Well, there are academic salaries at stake so its important to keep your profile up. Hence a few years ago, in an ill advised attempt to bully the public into seeing the indispensability of the field they tried to change the way we pronounce Boadicea - she who led the most successful rebellion against the Roman occupation of, what was to become, England.

No more were we to say BOW-DA-SEE-A but rather we were to intone the harsher, more perfunctory, BOO-DICK-A. Sadly they did have some influence among those who are easily swayed by men holding clipboards and you'll now be able to find both pronunciations in common usage. Less forgivably if you use the former there'll always be some insufferable goon on hand to "correct" you.

"No, no, it's pronounced BOO-DICK-A"

Now, in and off itself correcting someone's grammar or pronuncation is an elitist impertinence - the only acceptable instances I can think of for correcting the way some speaks are;

i) if they are learning English and are grateful for the assistance.
ii) when someone asks for advise
iii) where the meaning of what they said is genuinely unclear.
iv) when the person is about to make a public appearance and will look foolish if they say Basra in the odd, personalised fashion they have devised for their own personal use.

But more than simple rudeness it is simply wrong to say the "real" pronunciation is BOO-DICK-A, unless you've taken to addressing your friends and family in a hitherto dead dialect of the ancient Britons. In which case my blessings upon you and my sympathy for your loved ones.

Let me point out that no one with any sense, when addressed in English, would say that the capital of France is PA-REE or that of Russia MOCK-BAR. Where do the Spanish come from? The answer is not EspaƱa, but Spain. Any attempt to purge Paris, Moscow or Spain from the English language would be met with blank stares and straight jackets. This kind of linguistic idiocy would be given the very shortest of shrifts.

Likewise the accepted way that the warrior queen's name has been pronounced in England is BOW-DA-SEE-A, and we enjoyed it that way. It has a flavoursome lilt to it. This attempt to delve into dead languages to impose their linguistic conventions upon the living is at best misplaced pedantry and at worst a toffy nosed attempt to put those who speak words with the juice still flowing firmly in their place.

Put your text books down. Your rules and authority are unwanted. Get out of it!

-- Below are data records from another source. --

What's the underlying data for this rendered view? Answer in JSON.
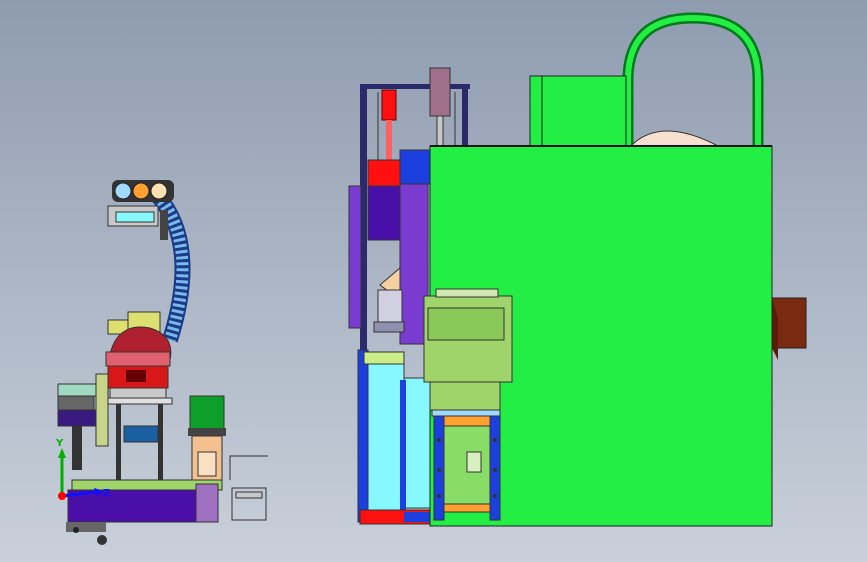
{
  "viewport": {
    "background_top": "#8f9cb0",
    "background_bottom": "#c9d0da"
  },
  "triad": {
    "y_label": "Y",
    "z_label": "Z",
    "y_color": "#00b000",
    "z_color": "#1010ff",
    "origin_color": "#ff0000"
  },
  "colors": {
    "enclosure_green": "#22ee44",
    "dark_green": "#007a1a",
    "purple": "#7a3bd0",
    "deep_purple": "#4a0fa8",
    "cyan": "#88f8ff",
    "blue": "#1c3fe0",
    "red": "#ff1010",
    "brown": "#7a2a10",
    "olive_green": "#9fd46a",
    "maroon": "#b0202e",
    "orange": "#ffa030",
    "light_blue": "#a0d8ff",
    "peach": "#f5c090"
  },
  "icons": {
    "triad": "coordinate-triad-icon",
    "view_cube": "none"
  }
}
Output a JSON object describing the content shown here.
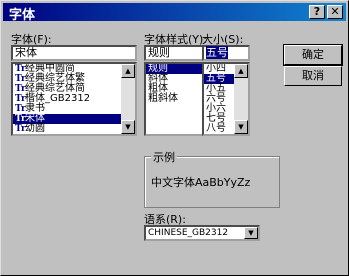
{
  "window": {
    "title": "字体",
    "help_btn": "?",
    "close_btn": "✕"
  },
  "font": {
    "label": "字体(F):",
    "value": "宋体",
    "items": [
      {
        "icon": "Tr",
        "text": "经典中圆简"
      },
      {
        "icon": "Tr",
        "text": "经典综艺体繁"
      },
      {
        "icon": "Tr",
        "text": "经典综艺体简"
      },
      {
        "icon": "Tr",
        "text": "楷体_GB2312"
      },
      {
        "icon": "Tr",
        "text": "隶书"
      },
      {
        "icon": "Tr",
        "text": "宋体"
      },
      {
        "icon": "Tr",
        "text": "幼圆"
      }
    ],
    "selected_index": 5
  },
  "style": {
    "label": "字体样式(Y):",
    "value": "规则",
    "items": [
      "规则",
      "斜体",
      "粗体",
      "粗斜体"
    ],
    "selected_index": 0
  },
  "size": {
    "label": "大小(S):",
    "value": "五号",
    "items": [
      "小四",
      "五号",
      "小五",
      "六号",
      "小六",
      "七号",
      "八号"
    ],
    "selected_index": 1
  },
  "buttons": {
    "ok": "确定",
    "cancel": "取消"
  },
  "sample": {
    "label": "示例",
    "text": "中文字体AaBbYyZz"
  },
  "script": {
    "label": "语系(R):",
    "value": "CHINESE_GB2312"
  },
  "scroll": {
    "up": "▲",
    "down": "▼",
    "dropdown": "▼"
  }
}
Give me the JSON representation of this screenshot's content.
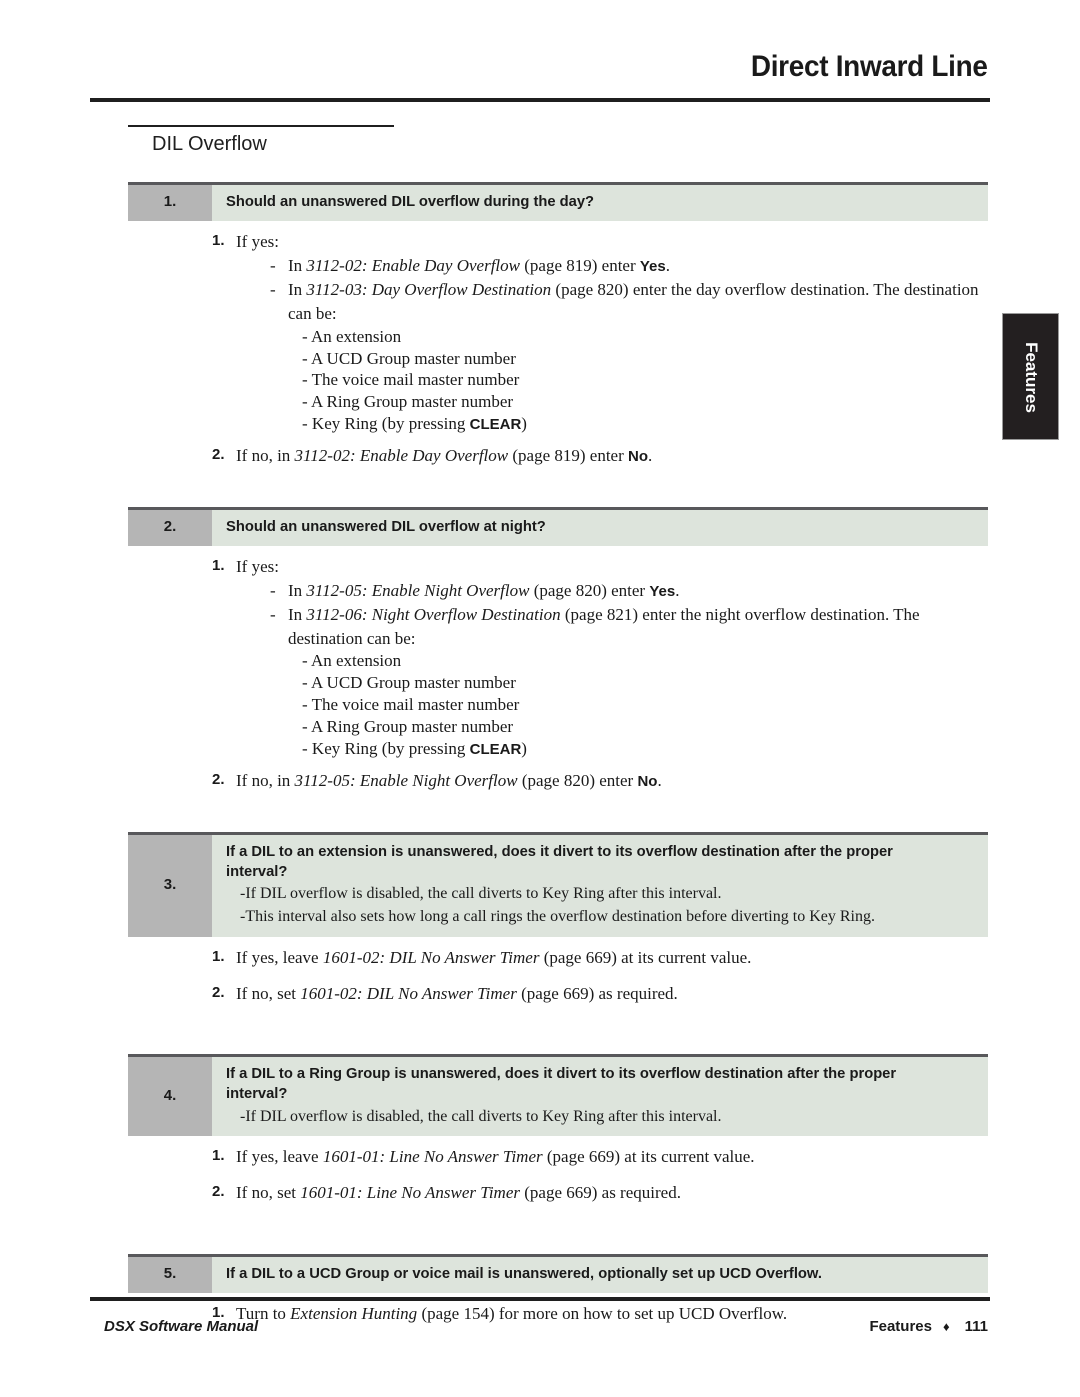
{
  "header": {
    "title": "Direct Inward Line"
  },
  "section": {
    "title": "DIL Overflow"
  },
  "side_tab": {
    "label": "Features"
  },
  "colors": {
    "number_cell": "#b5b5b5",
    "question_cell": "#dde4dc",
    "rule": "#1f1f1f",
    "banner_top_border": "#58585b",
    "side_tab_bg": "#231f20"
  },
  "items": [
    {
      "number": "1.",
      "question": "Should an unanswered DIL overflow during the day?",
      "notes": [],
      "answers": [
        {
          "number": "1.",
          "text": "If yes:",
          "dashes": [
            {
              "lead": "In ",
              "ref": "3112-02: Enable Day Overflow",
              "mid": " (page 819) enter ",
              "kbd": "Yes",
              "tail": "."
            },
            {
              "lead": "In ",
              "ref": "3112-03: Day Overflow Destination",
              "mid": " (page 820) enter the day overflow destination. The destination can be:",
              "kbd": "",
              "tail": "",
              "sub": [
                "- An extension",
                "- A UCD Group master number",
                "- The voice mail master number",
                "- A Ring Group master number"
              ],
              "sub_last": {
                "lead": "- Key Ring (by pressing ",
                "kbd": "CLEAR",
                "tail": ")"
              }
            }
          ]
        },
        {
          "number": "2.",
          "lead": "If no, in ",
          "ref": "3112-02: Enable Day Overflow",
          "mid": " (page 819) enter ",
          "kbd": "No",
          "tail": "."
        }
      ]
    },
    {
      "number": "2.",
      "question": "Should an unanswered DIL overflow at night?",
      "notes": [],
      "answers": [
        {
          "number": "1.",
          "text": "If yes:",
          "dashes": [
            {
              "lead": "In ",
              "ref": "3112-05: Enable Night Overflow",
              "mid": " (page 820) enter ",
              "kbd": "Yes",
              "tail": "."
            },
            {
              "lead": "In ",
              "ref": "3112-06: Night Overflow Destination",
              "mid": " (page 821) enter the night overflow destination. The destination can be:",
              "kbd": "",
              "tail": "",
              "sub": [
                "- An extension",
                "- A UCD Group master number",
                "- The voice mail master number",
                "- A Ring Group master number"
              ],
              "sub_last": {
                "lead": "- Key Ring (by pressing ",
                "kbd": "CLEAR",
                "tail": ")"
              }
            }
          ]
        },
        {
          "number": "2.",
          "lead": "If no, in ",
          "ref": "3112-05: Enable Night Overflow",
          "mid": " (page 820) enter ",
          "kbd": "No",
          "tail": "."
        }
      ]
    },
    {
      "number": "3.",
      "question": "If a DIL to an extension is unanswered, does it divert to its overflow destination after the proper interval?",
      "notes": [
        "-If DIL overflow is disabled, the call diverts to Key Ring after this interval.",
        "-This interval also sets how long a call rings the overflow destination before diverting to Key Ring."
      ],
      "answers": [
        {
          "number": "1.",
          "lead": "If yes, leave ",
          "ref": "1601-02: DIL No Answer Timer",
          "mid": " (page 669) at its current value.",
          "kbd": "",
          "tail": ""
        },
        {
          "number": "2.",
          "lead": "If no, set ",
          "ref": "1601-02: DIL No Answer Timer",
          "mid": " (page 669) as required.",
          "kbd": "",
          "tail": ""
        }
      ]
    },
    {
      "number": "4.",
      "question": "If a DIL to a Ring Group is unanswered, does it divert to its overflow destination after the proper interval?",
      "notes": [
        "-If DIL overflow is disabled, the call diverts to Key Ring after this interval."
      ],
      "answers": [
        {
          "number": "1.",
          "lead": "If yes, leave ",
          "ref": "1601-01: Line No Answer Timer",
          "mid": " (page 669) at its current value.",
          "kbd": "",
          "tail": ""
        },
        {
          "number": "2.",
          "lead": "If no, set ",
          "ref": "1601-01: Line No Answer Timer",
          "mid": " (page 669) as required.",
          "kbd": "",
          "tail": ""
        }
      ]
    },
    {
      "number": "5.",
      "question": "If a DIL to a UCD Group or voice mail is unanswered, optionally set up UCD Overflow.",
      "notes": [],
      "answers": [
        {
          "number": "1.",
          "lead": "Turn to ",
          "ref": "Extension Hunting",
          "mid": " (page 154) for more on how to set up UCD Overflow.",
          "kbd": "",
          "tail": ""
        }
      ]
    }
  ],
  "footer": {
    "left": "DSX Software Manual",
    "right_label": "Features",
    "diamond": "♦",
    "page": "111"
  }
}
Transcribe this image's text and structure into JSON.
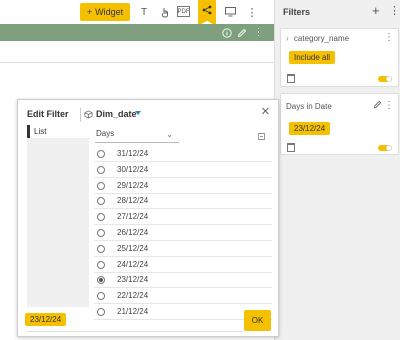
{
  "toolbar": {
    "widget_label": "Widget",
    "widget_plus": "+",
    "text_icon": "T",
    "pdf_label": "PDF",
    "more": "⋮"
  },
  "filters": {
    "title": "Filters",
    "add": "+",
    "more": "⋮",
    "cards": [
      {
        "header": "category_name",
        "chip": "Include all"
      },
      {
        "header": "Days in Date",
        "chip": "23/12/24"
      }
    ]
  },
  "dialog": {
    "title": "Edit Filter",
    "dimension": "Dim_date",
    "close": "✕",
    "list_tab": "List",
    "select_label": "Days",
    "options": [
      "31/12/24",
      "30/12/24",
      "29/12/24",
      "28/12/24",
      "27/12/24",
      "26/12/24",
      "25/12/24",
      "24/12/24",
      "23/12/24",
      "22/12/24",
      "21/12/24"
    ],
    "selected": "23/12/24",
    "bottom_chip": "23/12/24",
    "ok_label": "OK"
  },
  "colors": {
    "accent": "#f5c000",
    "widget_bar": "#7ea07e"
  }
}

For myself I'll be enjoying English as it comes, observing those conventions that smooth the paths to understanding and, discarding those that smack of a rule mongering gaol.

5 comments:

weggis said...

I am minded of the Monty Python sketch about dead languages and what the Romans really sounded like.

But this is not really Archeaology. Two men in a ditch quote "If humans weren't so messy there would be no archaeology"

i just wonder what will be made of our landfills if there is anyone left to dig them up.

Anonymous said...

You shouldn't say "Mockba", but "Moskva", c being s and b being v in the cyrillic alphabet

Jim Jepps said...

Hehe - thanks pedant.

I'm just going by the prounciation of a Russian friend, but perhaps he has an unusual accent or something...

ps I believe this bit of pedantry would fall under my (i) above and was more than happily recieved

Anonymous said...

At the British Museum when I'm volunteer guiding I say "Bood-ic-ca, Bo-da-se-a", one after the other with imaginery brackets - which seems to achieve maximum comprehension - Japanese, Koreans, Americans etc having been more likely to be taught the later, but some visitors up with things will correct you if you only say that.

It does complicate life!

Jim Jepps said...

You volunteer guide at the British museum? Natalie - you just get better and better the longer I know you.